La NAV apporte des modifications au Livre 7, mais des inquiétudes subsistent
La Chambre vote, les architectes bénéficient d’une plus grande sécurité juridique
Le 16 juillet, la Chambre votera sur les textes définitifs du Livre 7 du nouveau Code civil. La NAV (Réseau des Architectes de Flandre) suit ce dossier depuis des années et, dès les premières propositions en avril 2024, a tiré la sonnette d’alarme quant à l’impact considérable que cela aurait sur les architectes. Grâce à des propositions ciblées et à des consultations avec les gouvernements, les députés et les parties prenantes, des efforts ont été déployés pour aboutir à un cadre plus équilibré et plus applicable.
Principales améliorations
Le texte définitif contient plusieurs modifications conformes aux recommandations de la NAV. Ainsi, une attention accrue est accordée à l’indépendance de l’architecte, la clarté est renforcée concernant l’acceptation de la mission et des précisions utiles sont apportées sur les obligations de sécurité, la responsabilité décennale et les prix forfaitaires.
Exécution des missions
Les obligations réciproques doivent être évaluées en fonction de la nature et de la portée du contrat, en tenant compte de la qualité professionnelle du maître d’ouvrage. La loi confirme que le prestataire exécute sa mission dans le respect de son indépendance : un donneur d’ordre ne peut imposer d’instructions unilatérales et l’architecte peut refuser d’exécuter des instructions inappropriées ou manifestement déraisonnables, ou les exécuter sous réserve. Par ailleurs, en cas de pluralité de mandataires, la coordination incombe en principe au maître d’ouvrage, sauf convention contraire.

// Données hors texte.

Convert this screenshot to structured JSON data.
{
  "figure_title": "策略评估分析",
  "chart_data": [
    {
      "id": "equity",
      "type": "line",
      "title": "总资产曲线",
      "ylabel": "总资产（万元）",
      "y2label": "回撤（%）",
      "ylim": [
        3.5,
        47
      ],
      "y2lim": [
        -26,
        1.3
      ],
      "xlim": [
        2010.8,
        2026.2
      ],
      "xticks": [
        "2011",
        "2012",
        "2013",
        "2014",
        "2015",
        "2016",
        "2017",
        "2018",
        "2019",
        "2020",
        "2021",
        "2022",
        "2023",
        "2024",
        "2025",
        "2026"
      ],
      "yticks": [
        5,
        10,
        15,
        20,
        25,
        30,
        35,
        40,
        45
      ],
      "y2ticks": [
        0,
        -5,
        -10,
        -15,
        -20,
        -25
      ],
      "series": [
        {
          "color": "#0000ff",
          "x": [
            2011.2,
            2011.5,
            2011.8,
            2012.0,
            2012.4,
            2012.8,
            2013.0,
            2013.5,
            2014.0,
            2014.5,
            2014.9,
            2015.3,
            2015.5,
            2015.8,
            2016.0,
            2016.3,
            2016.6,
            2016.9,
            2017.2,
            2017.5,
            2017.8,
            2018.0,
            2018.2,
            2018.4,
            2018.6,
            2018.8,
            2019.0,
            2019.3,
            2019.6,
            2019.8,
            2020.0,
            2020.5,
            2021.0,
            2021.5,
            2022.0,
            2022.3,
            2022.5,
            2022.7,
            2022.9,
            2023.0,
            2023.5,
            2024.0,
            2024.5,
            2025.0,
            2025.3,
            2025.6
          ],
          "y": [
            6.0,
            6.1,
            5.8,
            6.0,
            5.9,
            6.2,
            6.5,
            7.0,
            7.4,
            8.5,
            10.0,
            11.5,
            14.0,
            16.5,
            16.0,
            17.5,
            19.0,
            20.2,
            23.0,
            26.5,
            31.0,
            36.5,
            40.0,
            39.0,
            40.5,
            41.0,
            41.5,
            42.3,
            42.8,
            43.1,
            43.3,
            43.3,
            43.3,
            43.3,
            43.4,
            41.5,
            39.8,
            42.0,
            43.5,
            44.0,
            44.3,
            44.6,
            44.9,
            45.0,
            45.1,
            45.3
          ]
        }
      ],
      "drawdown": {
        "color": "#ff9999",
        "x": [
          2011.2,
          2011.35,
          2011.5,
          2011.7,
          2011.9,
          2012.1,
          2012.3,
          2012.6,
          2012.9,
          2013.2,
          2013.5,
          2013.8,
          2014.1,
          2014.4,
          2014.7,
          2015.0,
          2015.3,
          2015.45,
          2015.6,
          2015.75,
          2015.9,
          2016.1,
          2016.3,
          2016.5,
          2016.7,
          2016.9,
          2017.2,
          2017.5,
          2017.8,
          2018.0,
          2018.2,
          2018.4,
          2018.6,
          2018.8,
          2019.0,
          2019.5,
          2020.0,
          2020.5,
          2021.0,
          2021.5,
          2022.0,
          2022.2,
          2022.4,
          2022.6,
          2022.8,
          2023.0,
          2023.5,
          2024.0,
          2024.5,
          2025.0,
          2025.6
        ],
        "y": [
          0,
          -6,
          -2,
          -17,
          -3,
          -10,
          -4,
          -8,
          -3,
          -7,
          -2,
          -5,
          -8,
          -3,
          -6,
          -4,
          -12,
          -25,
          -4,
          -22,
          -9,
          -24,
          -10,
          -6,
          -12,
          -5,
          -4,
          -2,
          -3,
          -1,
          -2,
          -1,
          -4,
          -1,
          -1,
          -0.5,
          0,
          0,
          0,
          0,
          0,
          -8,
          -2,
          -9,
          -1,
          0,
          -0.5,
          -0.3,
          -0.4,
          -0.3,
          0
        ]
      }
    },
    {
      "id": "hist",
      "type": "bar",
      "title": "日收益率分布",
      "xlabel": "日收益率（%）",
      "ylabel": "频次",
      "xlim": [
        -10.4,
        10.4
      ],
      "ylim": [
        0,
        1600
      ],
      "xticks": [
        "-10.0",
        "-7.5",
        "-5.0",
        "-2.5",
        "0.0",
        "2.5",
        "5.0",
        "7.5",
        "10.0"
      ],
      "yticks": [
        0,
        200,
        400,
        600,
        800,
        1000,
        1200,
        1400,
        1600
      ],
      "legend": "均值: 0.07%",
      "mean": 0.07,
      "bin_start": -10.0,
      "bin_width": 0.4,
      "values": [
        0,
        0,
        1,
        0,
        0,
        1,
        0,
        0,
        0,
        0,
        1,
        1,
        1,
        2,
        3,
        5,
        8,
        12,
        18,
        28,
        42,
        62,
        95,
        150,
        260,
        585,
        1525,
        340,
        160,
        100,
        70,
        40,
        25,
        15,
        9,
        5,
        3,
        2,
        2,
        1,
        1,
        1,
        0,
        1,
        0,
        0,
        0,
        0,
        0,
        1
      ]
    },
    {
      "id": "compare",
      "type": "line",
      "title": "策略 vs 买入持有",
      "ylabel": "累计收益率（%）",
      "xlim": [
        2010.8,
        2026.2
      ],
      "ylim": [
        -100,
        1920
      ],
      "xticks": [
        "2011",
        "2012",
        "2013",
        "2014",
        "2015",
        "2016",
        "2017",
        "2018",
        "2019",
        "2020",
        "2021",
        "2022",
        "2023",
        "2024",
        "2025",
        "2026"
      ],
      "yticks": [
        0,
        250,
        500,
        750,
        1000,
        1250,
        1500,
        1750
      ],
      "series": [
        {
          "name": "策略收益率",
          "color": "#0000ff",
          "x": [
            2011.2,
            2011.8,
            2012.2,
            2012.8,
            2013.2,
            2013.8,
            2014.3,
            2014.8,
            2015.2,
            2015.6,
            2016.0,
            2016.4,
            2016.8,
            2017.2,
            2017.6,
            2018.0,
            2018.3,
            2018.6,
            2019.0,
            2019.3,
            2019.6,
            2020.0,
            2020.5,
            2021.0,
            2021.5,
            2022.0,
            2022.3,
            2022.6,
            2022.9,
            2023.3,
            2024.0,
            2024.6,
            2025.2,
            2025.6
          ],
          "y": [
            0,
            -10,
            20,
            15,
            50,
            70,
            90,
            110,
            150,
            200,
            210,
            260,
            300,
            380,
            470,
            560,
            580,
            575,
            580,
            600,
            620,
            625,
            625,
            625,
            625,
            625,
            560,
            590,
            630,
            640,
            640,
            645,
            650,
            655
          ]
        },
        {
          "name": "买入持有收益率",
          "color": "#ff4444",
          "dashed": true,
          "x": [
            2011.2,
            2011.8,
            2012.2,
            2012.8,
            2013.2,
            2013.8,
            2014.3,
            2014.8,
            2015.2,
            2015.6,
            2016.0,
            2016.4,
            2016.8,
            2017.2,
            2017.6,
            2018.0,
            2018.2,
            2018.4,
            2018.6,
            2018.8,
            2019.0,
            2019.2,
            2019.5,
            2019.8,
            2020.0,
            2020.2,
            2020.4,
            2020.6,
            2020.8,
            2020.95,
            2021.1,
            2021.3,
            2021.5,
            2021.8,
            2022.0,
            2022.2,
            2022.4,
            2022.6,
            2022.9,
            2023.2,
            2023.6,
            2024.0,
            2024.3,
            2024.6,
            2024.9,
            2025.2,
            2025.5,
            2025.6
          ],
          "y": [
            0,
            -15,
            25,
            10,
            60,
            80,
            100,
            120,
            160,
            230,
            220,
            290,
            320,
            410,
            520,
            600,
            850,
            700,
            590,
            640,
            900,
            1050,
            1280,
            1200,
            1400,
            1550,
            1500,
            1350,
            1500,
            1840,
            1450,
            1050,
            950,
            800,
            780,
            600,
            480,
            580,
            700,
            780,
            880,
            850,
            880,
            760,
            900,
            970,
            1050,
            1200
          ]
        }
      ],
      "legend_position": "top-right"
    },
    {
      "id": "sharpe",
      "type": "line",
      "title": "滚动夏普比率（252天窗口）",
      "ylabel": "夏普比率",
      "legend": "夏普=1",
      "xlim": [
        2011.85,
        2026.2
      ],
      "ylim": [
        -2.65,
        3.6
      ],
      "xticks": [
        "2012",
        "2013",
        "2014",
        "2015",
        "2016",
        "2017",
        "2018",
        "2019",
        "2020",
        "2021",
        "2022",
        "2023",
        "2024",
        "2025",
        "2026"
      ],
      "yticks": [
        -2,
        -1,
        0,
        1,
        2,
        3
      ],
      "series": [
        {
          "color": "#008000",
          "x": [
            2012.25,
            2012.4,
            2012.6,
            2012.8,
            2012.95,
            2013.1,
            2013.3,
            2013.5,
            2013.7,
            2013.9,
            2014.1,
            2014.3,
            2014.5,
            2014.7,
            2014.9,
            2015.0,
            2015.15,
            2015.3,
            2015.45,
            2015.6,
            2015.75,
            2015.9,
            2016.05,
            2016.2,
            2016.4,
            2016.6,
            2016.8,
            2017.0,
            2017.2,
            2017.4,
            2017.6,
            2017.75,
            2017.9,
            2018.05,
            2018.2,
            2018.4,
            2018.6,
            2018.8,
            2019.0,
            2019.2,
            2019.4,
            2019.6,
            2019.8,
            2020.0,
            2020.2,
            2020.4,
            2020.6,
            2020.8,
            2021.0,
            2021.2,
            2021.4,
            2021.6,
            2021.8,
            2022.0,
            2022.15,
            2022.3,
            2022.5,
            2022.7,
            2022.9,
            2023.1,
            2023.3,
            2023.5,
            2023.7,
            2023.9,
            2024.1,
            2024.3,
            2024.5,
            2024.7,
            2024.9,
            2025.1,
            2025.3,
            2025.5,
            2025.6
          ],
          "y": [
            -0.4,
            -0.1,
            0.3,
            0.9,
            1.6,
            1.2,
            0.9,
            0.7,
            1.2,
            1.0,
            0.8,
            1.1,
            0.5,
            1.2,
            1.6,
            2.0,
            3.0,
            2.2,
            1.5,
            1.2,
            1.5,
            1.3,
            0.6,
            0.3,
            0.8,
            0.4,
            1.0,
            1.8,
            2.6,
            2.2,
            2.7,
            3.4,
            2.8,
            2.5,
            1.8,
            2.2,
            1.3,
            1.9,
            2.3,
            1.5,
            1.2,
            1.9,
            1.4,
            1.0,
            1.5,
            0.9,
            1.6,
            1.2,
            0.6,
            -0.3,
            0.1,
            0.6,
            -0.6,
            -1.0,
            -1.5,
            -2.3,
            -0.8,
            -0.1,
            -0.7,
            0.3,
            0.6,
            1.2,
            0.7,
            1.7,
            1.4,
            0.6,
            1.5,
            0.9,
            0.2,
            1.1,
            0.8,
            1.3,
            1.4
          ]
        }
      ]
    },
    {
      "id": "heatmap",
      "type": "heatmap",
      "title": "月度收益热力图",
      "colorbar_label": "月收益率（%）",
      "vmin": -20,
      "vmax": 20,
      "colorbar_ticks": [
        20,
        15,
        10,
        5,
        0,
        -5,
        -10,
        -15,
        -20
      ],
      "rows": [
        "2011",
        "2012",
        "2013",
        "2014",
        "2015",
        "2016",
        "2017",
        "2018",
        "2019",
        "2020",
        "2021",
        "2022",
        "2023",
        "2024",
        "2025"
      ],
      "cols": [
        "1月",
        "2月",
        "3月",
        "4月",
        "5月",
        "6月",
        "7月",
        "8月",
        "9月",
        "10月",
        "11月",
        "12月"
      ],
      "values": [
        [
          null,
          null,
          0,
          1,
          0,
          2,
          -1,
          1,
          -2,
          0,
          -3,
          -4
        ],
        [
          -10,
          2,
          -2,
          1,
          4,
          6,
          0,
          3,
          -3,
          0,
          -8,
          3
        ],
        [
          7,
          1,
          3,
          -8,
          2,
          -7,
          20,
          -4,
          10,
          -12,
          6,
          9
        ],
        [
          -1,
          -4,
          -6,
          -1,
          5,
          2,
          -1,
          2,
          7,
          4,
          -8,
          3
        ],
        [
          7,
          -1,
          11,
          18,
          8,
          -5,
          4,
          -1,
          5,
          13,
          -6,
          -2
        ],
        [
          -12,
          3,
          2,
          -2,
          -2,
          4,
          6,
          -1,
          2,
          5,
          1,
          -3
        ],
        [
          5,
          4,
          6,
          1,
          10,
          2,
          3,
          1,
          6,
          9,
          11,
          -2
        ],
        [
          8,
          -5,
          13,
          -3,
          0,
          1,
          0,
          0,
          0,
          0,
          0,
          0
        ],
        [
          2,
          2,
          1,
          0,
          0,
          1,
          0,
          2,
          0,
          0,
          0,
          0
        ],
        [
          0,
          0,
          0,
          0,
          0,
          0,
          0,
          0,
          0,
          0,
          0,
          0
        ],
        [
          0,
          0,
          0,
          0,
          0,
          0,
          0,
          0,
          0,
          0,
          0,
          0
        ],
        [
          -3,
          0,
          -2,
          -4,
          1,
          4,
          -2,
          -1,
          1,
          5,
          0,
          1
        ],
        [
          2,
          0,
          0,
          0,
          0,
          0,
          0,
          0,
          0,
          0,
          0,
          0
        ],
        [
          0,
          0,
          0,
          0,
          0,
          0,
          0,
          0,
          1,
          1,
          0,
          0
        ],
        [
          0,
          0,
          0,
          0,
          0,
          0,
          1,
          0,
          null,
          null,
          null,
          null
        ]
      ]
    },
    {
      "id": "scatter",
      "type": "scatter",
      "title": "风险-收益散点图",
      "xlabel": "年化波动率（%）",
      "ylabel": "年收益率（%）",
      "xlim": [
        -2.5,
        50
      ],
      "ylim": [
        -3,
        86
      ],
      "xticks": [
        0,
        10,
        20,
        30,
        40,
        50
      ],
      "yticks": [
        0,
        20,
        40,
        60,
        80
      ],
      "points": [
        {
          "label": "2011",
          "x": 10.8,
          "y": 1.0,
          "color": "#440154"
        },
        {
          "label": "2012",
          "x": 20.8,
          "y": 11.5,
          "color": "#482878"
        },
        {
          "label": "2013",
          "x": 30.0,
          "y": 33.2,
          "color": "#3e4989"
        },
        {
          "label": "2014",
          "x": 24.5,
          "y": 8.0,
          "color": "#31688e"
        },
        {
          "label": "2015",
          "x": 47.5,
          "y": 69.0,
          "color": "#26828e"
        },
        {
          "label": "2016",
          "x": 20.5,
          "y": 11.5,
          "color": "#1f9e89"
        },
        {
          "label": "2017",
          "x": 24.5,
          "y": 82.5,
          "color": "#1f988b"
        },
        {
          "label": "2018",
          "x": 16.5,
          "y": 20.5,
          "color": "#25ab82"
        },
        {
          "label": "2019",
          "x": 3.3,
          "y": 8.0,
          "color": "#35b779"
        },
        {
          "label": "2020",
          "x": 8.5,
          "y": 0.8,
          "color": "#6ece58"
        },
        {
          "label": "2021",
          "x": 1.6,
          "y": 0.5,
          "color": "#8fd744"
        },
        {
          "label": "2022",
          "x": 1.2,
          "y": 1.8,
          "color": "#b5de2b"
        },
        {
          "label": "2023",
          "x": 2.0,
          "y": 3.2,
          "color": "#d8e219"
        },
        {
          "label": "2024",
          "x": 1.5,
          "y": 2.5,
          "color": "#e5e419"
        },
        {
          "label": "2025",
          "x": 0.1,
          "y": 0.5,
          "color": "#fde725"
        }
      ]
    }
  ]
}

Si l’architecte assume néanmoins cette tâche, elle donne en principe lieu à des honoraires supplémentaires.
Sécurité juridique lors de la réception
Sauf preuve contraire, l’acceptation des travaux de construction vaut également acceptation de la mission d’architecte. Cela crée un point de départ clair pour la responsabilité de l’architecte, même lorsque la mission n’est pas formellement réceptionnée séparément, et renforce la sécurité juridique.
Autres précisions
- Les obligations en matière de sécurité sont clarifiées dans les limites de la mission concrète, sans imposer d’obligation générale supplémentaire en la matière aux architectes.
- Le champ d’application de la responsabilité décennale est élargi, de sorte qu’il ne concerne plus uniquement l’entrepreneur et l’architecte ; la pratique en montrera l’impact.
- Un cadre plus clair est mis en place pour la renégociation des prix forfaitaires.
Préoccupations persistantes
Des objections fondamentales subsistent toutefois. La notion de conformité reste large, des obligations générales supplémentaires sont introduites et certaines dispositions restent sujettes à interprétation. La responsabilité solidaire est maintenue, tant pour les vices ne menaçant pas la stabilité que pour ceux qui la menacent, ce qui, selon la NAV, constitue une occasion manquée de répartir plus équitablement les responsabilités. Par ailleurs, le législateur n’a pas opté pour des délais fixes en cas de vices, alors que la NAV plaidait en faveur d’un système plus simple et plus prévisible. Les règles relatives à la double réception et à la responsabilité décennale comportent également des questions en suspens qui ne seront probablement tranchées que par la jurisprudence.
Entrée en vigueur et suivi
Le Livre 7 entrera en vigueur douze mois après sa publication au Moniteur belge. La NAV continuera à suivre de près sa mise en œuvre et son application, informera sur les conséquences pratiques et continuera, si nécessaire, à insister pour que des ajustements soient apportés afin de garantir une construction de qualité et la sécurité juridique pour les architectes.